One point of pride is that the organization managed to expand its program coverage from two carbon-reduction interventions, as identified by Aii and WRI in their 2021 “Roadmap to Net Zero” report, to five, meaning that it’s tackling not only energy efficiency and energy but also maximizing material efficiency, scaling sustainable materials and practices, and eliminating coal in manufacturing.

Historically, Aii has homed in on low-hanging fruit to “whet the appetite” of users involved, said Kurt Kipka, its chief impact officer. Over time, however, it has seen manufacturers shift those efforts from an “almost purely cost-savings standpoint” to a “more strategic path,” which paved the way for other opportunities.

“The groundwork that we laid with a couple of interventions that we started with really did pay dividends for us as we look to expand that work, both with manufacturers and brands that we’ve worked with historically, but also new brands and manufacturers who are just getting started, [while] recognizing that everyone is coming at this challenge from a different perspective but can also benefit from aligned language consistent tools and resources,” he said.

But make no mistake, cost-effectiveness is still a key consideration for its initiatives, which ring up to $17 per metric ton of CO₂ equivalent reduced compared with an average of $67 per metric ton for alternative, external decarbonization strategies such as solar thermal and offshore wind.

“I don’t think that’s the only metric that you can look at when you’re thinking about a solution,” said Ryan Gaines, Aii’s chief financial officer. “But as we get into reviewing those other solutions that are out there, it’s an important benchmark to think about which ones are going to be the most cost-effective and at least to implement first. I think eventually you have to go deeper and deeper into the hard-to-reach and more expensive-to-reach carbon, but at least it helps us to start to prioritize with the limited funding that is available today.”

As 2023 barrels forward, Aii is in “build mode” around the financial unlock that it hopes the Fashion Climate Fund will accelerate.

“And so bringing more partners not just from the philanthropic or the brand engagement, but also the banks that we’re talking to and the other financial institutions that will participate in a lot of the loan models that we hoped to create,” Perkins said. “For us, it’s about building out that level of resource where we’re really starting to look at that sort of pre-seed pilot model scale approach that we’ve been pitching through our programs all along.”

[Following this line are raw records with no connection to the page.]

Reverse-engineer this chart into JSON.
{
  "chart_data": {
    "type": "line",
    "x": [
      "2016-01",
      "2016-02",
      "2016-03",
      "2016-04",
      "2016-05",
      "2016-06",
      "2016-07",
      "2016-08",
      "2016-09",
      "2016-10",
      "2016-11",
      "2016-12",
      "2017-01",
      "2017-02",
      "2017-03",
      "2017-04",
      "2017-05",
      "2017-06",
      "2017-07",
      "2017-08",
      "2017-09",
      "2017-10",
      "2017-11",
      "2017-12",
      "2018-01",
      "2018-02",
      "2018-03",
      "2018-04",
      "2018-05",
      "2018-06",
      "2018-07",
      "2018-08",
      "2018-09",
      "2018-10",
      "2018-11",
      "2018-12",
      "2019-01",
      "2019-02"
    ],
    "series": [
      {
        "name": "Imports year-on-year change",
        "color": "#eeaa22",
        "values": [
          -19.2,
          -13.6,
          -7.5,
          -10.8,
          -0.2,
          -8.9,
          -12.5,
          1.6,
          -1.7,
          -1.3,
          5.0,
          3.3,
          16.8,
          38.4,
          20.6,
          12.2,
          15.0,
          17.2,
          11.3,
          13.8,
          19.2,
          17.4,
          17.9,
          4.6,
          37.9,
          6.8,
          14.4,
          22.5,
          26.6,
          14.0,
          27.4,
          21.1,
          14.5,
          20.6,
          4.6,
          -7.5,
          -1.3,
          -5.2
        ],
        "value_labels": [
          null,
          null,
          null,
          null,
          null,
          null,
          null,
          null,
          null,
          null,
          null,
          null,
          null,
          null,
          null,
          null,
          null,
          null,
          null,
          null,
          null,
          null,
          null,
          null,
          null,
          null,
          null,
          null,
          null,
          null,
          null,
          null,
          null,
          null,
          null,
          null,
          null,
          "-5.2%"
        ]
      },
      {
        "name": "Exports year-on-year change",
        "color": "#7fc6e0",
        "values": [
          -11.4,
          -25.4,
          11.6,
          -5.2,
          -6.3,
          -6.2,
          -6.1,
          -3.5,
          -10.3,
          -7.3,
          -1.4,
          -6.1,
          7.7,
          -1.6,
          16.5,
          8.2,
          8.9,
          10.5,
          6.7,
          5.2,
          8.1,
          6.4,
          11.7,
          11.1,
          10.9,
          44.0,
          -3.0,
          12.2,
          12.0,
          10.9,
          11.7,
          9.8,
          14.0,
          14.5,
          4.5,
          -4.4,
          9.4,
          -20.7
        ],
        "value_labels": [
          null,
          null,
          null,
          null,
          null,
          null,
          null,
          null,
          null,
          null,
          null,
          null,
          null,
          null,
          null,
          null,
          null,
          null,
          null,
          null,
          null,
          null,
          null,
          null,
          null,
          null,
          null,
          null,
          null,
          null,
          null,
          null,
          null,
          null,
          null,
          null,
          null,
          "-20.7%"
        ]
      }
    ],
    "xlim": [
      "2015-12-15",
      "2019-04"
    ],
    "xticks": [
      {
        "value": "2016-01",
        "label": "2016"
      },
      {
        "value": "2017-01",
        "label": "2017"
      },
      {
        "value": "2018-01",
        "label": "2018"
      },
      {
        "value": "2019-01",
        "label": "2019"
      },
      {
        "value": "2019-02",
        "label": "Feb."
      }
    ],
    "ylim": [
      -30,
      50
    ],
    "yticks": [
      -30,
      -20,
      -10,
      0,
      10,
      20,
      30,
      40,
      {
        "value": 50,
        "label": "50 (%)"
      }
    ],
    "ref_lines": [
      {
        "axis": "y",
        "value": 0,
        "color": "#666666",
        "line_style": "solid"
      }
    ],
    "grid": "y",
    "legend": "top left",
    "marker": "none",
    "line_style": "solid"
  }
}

For Kipka, this is the year Aii will be diversifying its projects and partners through the Climate Solutions Portfolio. So far, it has received more than 100 applications, which an advisory council comprising experts such as environmental scientist Linda Greer, Textile Exchange Climate+ director Beth Jensen and Lululemon director of product sustainability and environment Crispin Wong is reviewing.

“I have a lot of hope, as I’m reaching the end of that review process that we’ve landed on a really strong subset of the applications,” he said. “But there’s still so much room for growth, and if anything keeps me up at night, it’s that we might just miss something that might slip through the cracks. But those are the types of things that our advisory council is going to continue to dig into revisiting those criteria, making them more focused, and even framing our ask more succinctly based on key categories of filling that innovation gap.”